2026-04-16 06:15:48 +03:00
Razvan Dimescu
7bb484ada3 refactor(windows): deduplicate after simplify review
- Drop the duplicate WINDOWS_SERVICE_NAME constant; call sites use the
  single source of truth at windows_service::SERVICE_NAME.
- windows_service_exe_path and service_config_path now compose from
  crate::data_dir() instead of re-parsing %PROGRAMDATA% locally.
- Factor the 6× sc.exe invocation boilerplate into a run_sc helper.
- Replace the 200ms try_recv polling loop in the service dispatcher
  with a recv_timeout wait — cuts shutdown latency and idle CPU.
- stop_service_scm/delete_service_scm now log warnings instead of
  silently swallowing failures, so unexpected errors are visible.
2026-04-15 23:48:09 +03:00
Razvan Dimescu
b610160cd1 feat(windows): run numa as a real SCM service, drop Run-key autostart
Hooks the service-dispatcher scaffolding from the previous commit to
actually serve DNS, and replaces the HKLM\…\Run login-time autostart
with a proper Windows service created via sc.exe.

**Refactor**
- Extract main.rs's inline server body (~500 lines) into `numa::serve::run`
  so both the interactive CLI entry and the service dispatcher drive the
  same startup/serve loop. main.rs is now a thin subcommand router.
- main.rs goes sync (no #[tokio::main]); each branch that needs async
  builds its own runtime and block_on's. Required so the --service path
  can hand off to SCM without fighting tokio for the entry thread.

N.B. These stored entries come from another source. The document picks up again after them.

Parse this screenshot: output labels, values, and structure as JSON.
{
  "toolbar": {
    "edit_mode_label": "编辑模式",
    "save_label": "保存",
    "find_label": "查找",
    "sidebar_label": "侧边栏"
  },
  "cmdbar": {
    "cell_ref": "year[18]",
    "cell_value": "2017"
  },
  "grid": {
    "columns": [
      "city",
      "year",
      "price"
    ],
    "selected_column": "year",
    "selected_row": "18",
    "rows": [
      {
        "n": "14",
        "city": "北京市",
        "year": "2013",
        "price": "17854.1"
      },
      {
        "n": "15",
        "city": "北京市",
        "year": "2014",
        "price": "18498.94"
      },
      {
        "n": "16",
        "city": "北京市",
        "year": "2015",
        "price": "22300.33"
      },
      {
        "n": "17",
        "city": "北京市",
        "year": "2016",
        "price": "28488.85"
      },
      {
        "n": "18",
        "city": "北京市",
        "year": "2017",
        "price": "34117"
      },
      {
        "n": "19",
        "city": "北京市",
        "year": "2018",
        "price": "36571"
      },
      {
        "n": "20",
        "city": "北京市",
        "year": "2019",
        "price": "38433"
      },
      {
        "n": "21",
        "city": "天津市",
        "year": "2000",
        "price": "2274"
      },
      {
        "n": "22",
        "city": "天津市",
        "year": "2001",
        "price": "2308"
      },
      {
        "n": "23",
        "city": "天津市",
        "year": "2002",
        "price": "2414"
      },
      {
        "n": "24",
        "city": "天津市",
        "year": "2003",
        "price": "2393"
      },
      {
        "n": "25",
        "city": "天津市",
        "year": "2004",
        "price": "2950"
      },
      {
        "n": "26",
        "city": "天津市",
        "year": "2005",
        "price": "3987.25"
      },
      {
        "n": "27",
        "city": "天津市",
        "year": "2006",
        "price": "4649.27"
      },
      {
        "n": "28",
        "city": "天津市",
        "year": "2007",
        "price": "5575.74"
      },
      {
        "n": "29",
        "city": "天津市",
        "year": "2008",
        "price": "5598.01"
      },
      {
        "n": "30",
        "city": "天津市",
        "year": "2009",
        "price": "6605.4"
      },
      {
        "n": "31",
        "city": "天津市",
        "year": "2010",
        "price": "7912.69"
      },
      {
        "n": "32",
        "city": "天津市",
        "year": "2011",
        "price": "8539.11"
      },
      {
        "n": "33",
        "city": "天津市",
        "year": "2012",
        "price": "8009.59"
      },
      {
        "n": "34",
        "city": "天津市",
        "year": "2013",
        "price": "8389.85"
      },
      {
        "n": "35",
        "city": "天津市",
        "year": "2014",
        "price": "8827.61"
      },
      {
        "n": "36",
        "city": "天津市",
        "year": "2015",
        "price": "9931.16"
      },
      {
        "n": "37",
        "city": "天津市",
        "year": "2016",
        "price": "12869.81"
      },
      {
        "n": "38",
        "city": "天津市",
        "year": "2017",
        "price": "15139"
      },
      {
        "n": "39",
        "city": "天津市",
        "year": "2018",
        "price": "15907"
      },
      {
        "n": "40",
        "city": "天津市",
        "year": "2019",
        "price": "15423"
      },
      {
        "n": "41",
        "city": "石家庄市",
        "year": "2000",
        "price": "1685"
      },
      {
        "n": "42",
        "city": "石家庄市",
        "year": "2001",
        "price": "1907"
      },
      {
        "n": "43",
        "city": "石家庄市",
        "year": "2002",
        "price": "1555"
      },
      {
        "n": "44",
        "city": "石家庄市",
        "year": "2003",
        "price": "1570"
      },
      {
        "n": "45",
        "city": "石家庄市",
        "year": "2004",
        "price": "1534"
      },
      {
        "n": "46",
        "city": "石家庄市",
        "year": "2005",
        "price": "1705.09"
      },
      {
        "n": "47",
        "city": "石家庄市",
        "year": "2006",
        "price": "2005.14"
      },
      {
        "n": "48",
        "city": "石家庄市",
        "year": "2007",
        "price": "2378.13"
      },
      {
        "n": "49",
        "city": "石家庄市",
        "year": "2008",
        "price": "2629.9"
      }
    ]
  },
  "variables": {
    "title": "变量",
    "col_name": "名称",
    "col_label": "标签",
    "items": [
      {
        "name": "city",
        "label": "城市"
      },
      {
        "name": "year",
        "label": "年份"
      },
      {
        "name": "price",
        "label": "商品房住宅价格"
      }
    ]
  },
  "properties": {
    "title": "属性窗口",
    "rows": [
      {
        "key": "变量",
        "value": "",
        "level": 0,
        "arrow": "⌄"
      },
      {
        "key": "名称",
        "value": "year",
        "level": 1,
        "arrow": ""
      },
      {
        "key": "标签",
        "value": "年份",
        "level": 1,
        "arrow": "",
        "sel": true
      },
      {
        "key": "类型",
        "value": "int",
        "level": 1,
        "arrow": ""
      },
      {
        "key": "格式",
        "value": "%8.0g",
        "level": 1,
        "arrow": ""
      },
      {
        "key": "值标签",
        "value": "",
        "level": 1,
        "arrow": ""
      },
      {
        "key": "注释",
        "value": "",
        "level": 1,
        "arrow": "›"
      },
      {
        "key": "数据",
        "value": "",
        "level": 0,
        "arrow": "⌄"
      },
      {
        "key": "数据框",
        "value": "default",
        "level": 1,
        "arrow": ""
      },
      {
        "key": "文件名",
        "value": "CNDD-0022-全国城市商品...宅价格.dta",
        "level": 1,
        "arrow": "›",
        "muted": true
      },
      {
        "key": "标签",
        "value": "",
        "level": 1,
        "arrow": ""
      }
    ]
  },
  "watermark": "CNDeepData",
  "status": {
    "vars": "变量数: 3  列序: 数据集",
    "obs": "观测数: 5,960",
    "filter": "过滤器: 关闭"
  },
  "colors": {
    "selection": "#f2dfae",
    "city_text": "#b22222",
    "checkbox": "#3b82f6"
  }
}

**Windows service wrapper**
- `numa::windows_service::run_service` now builds a multi-thread tokio
  runtime on a dedicated thread and runs `serve::run` inside it. Stop/
  Shutdown from SCM aborts the wait loop and reports SERVICE_STOPPED.
- Config path resolves to `%PROGRAMDATA%\numa\numa.toml` when running
  under SCM (SYSTEM's cwd is System32, relative paths don't work).

**Install/uninstall**
- `install_windows` now copies numa.exe to a stable
  `%PROGRAMDATA%\numa\bin\numa.exe` and registers it via `sc create`
  with start=auto, obj=LocalSystem, and a failure policy of
  restart/5000/restart/5000/restart/10000. Starts the service
  immediately when no reboot is pending.
- `uninstall_windows` stops + deletes the service and removes the
  binary copy before restoring DNS.
- Drops the old `register_autostart` / `remove_autostart` helpers that
  wrote to `HKLM\SOFTWARE\Microsoft\Windows\CurrentVersion\Run` — that
  path runs at user login in the user's session with no stderr capture
  and no crash-restart policy, which is why we've been flying blind in
  every Windows debug session.

DNS-set bugs (netsh destructive static, IPv6 not touched, uninstall
secondary-drop) and file logging are orthogonal — tracked for follow-up.
2026-04-15 22:24:23 +03:00
Razvan Dimescu
cea4b0ef88 feat(windows): add windows-service crate + SCM dispatcher scaffold
Lets numa.exe act as a real Windows service registered with the SCM,
replacing the HKLM\...\Run login-time autostart that runs in the user
session without stderr capture.

- New `numa::windows_service` module (cfg(windows)) wraps Mullvad's
  `windows-service` crate: registers with SCM, reports Running, handles
  Stop/Shutdown, reports Stopped.
- `numa.exe --service` is the entry point SCM uses
  (`sc create … binPath="numa.exe --service"`); interactive invocations
  are unchanged.
- Dep is gated `[target.'cfg(windows)'.dependencies]` — zero impact on
  macOS/Linux builds or binary size.

Scaffold only. The service currently blocks on an mpsc channel until
Stop arrives; the actual serve loop will hook in once main.rs's inline
server body is extracted into `numa::serve(config_path)` in a follow-up.
This lets `sc start Numa` / `sc stop Numa` be verified end to end today.
2026-04-15 22:14:36 +03:00
Razvan Dimescu
4afc56a052 Merge main into feat/forwarding-array-upstream
Resolves conflict in src/ctx.rs — both sides added independent tokio
tests (forwarding fail-over on this branch, default-pool upstream path
on main from #103). Keep both.
2026-04-15 21:28:04 +03:00
Razvan Dimescu
fef43635d6 fix(ci): rustfmt import order and gate Upstream import for Windows 2026-04-15 04:11:27 +03:00
Razvan Dimescu
9a0d586b13 feat: accept array of upstreams in [[forwarding]]
Mirrors `[upstream] address` — `upstream` accepts string or array
of strings, builds an `UpstreamPool` and routes queries through
`forward_with_failover_raw` so SRTT ordering and failover apply to
matched `[[forwarding]]` rules the same way they do for the default
pool.

Single-string rules keep their current behavior (one-element pool,
equivalent single-upstream path). Empty array errors at config load.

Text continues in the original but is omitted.